1 tablespoon olive oil

11/2 tablespoons chopped fresh rosemary, divided

2 teaspoons chopped fresh thyme, divided

1 teaspoon salt, divided

1/2 teaspoon freshly ground black pepper, divided

6 (6-ounce) skinless chicken thighs

24 Niçoise olives

Rosemary sprigs (optional)

Preheat oven to 425 degrees. Place potatoes, tomatoes and carrots on jelly-roll pan coated with cooking spray. Drizzle vegetable mixture with olive oil; sprinkle with 1 tablespoon chopped rosemary, 1 teaspoon thyme, 3/4 teaspoon salt and 1/4 teaspoon pepper. Toss gently, and spread into single layer on pan. Bake for 30 minutes. Remove vegetable mixture from pan, and keep warm.

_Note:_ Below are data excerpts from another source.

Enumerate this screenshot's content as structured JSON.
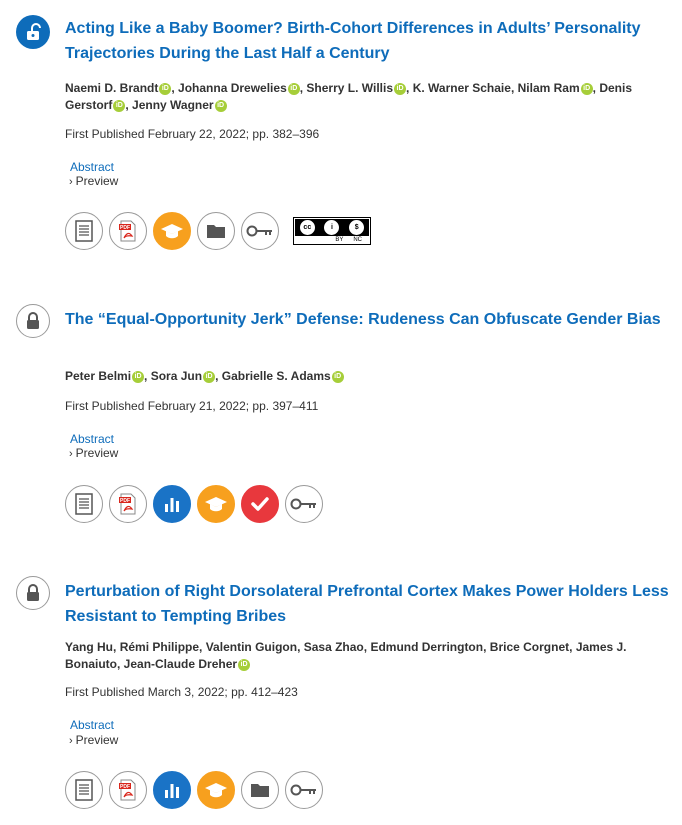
{
  "articles": [
    {
      "access": "open",
      "title": "Acting Like a Baby Boomer? Birth-Cohort Differences in Adults’ Personality Trajectories During the Last Half a Century",
      "authors": [
        "Naemi D. Brandt",
        "Johanna Drewelies",
        "Sherry L. Willis",
        "K. Warner Schaie",
        "Nilam Ram",
        "Denis Gerstorf",
        "Jenny Wagner"
      ],
      "published": "First Published February 22, 2022; pp. 382–396",
      "abstract_label": "Abstract",
      "preview_label": "Preview",
      "actions": [
        "fulltext-icon",
        "pdf-icon",
        "permissions-icon",
        "supplemental-icon",
        "access-key-icon"
      ],
      "license": {
        "labels": [
          "BY",
          "NC"
        ]
      }
    },
    {
      "access": "restricted",
      "title": "The “Equal-Opportunity Jerk” Defense: Rudeness Can Obfuscate Gender Bias",
      "authors": [
        "Peter Belmi",
        "Sora Jun",
        "Gabrielle S. Adams"
      ],
      "published": "First Published February 21, 2022; pp. 397–411",
      "abstract_label": "Abstract",
      "preview_label": "Preview",
      "actions": [
        "fulltext-icon",
        "pdf-icon",
        "metrics-icon",
        "permissions-icon",
        "crossmark-icon",
        "access-key-icon"
      ]
    },
    {
      "access": "restricted",
      "title": "Perturbation of Right Dorsolateral Prefrontal Cortex Makes Power Holders Less Resistant to Tempting Bribes",
      "authors": [
        "Yang Hu",
        "Rémi Philippe",
        "Valentin Guigon",
        "Sasa Zhao",
        "Edmund Derrington",
        "Brice Corgnet",
        "James J. Bonaiuto",
        "Jean-Claude Dreher"
      ],
      "published": "First Published March 3, 2022; pp. 412–423",
      "abstract_label": "Abstract",
      "preview_label": "Preview",
      "actions": [
        "fulltext-icon",
        "pdf-icon",
        "metrics-icon",
        "permissions-icon",
        "supplemental-icon",
        "access-key-icon"
      ]
    }
  ]
}
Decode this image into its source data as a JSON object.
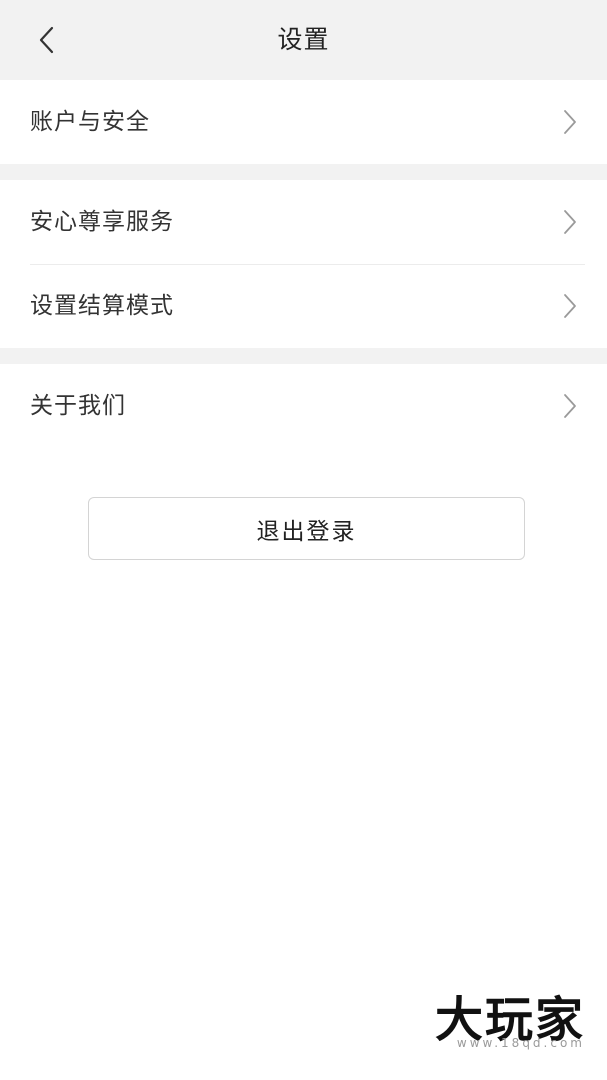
{
  "header": {
    "title": "设置",
    "back_icon": "chevron-left-icon"
  },
  "sections": [
    {
      "items": [
        {
          "label": "账户与安全",
          "icon": "chevron-right-icon"
        }
      ]
    },
    {
      "items": [
        {
          "label": "安心尊享服务",
          "icon": "chevron-right-icon"
        },
        {
          "label": "设置结算模式",
          "icon": "chevron-right-icon"
        }
      ]
    },
    {
      "items": [
        {
          "label": "关于我们",
          "icon": "chevron-right-icon"
        }
      ]
    }
  ],
  "logout_label": "退出登录",
  "watermark": {
    "main": "大玩家",
    "sub": "www.18qd.com"
  },
  "colors": {
    "background": "#ffffff",
    "section_gap": "#f2f2f2",
    "text": "#333333",
    "chevron": "#9a9a9a",
    "button_border": "#d4d4d4"
  }
}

Sprinkle chicken with remaining 11/2 teaspoons chopped rosemary, remaining 1 teaspoon thyme, remaining 1/4 teaspoon salt, and remaining 1/4 teaspoon pepper. Add chicken and olives to pan. Bake for 35 minutes or until chicken is done. Garnish with rosemary sprigs, if desired.

Makes 6 servings (1 chicken thigh, 12⁄3 cups vegetable mixture and 4 olives).

Nutrition information per serving: 519 calories, 20.6 g. fat, 121 mg. cholesterol, 67 mg. calcium, 43.5 g. carbohydrate, 786 mg. sodium, 38.5 g. protein, 5.5 g. fiber.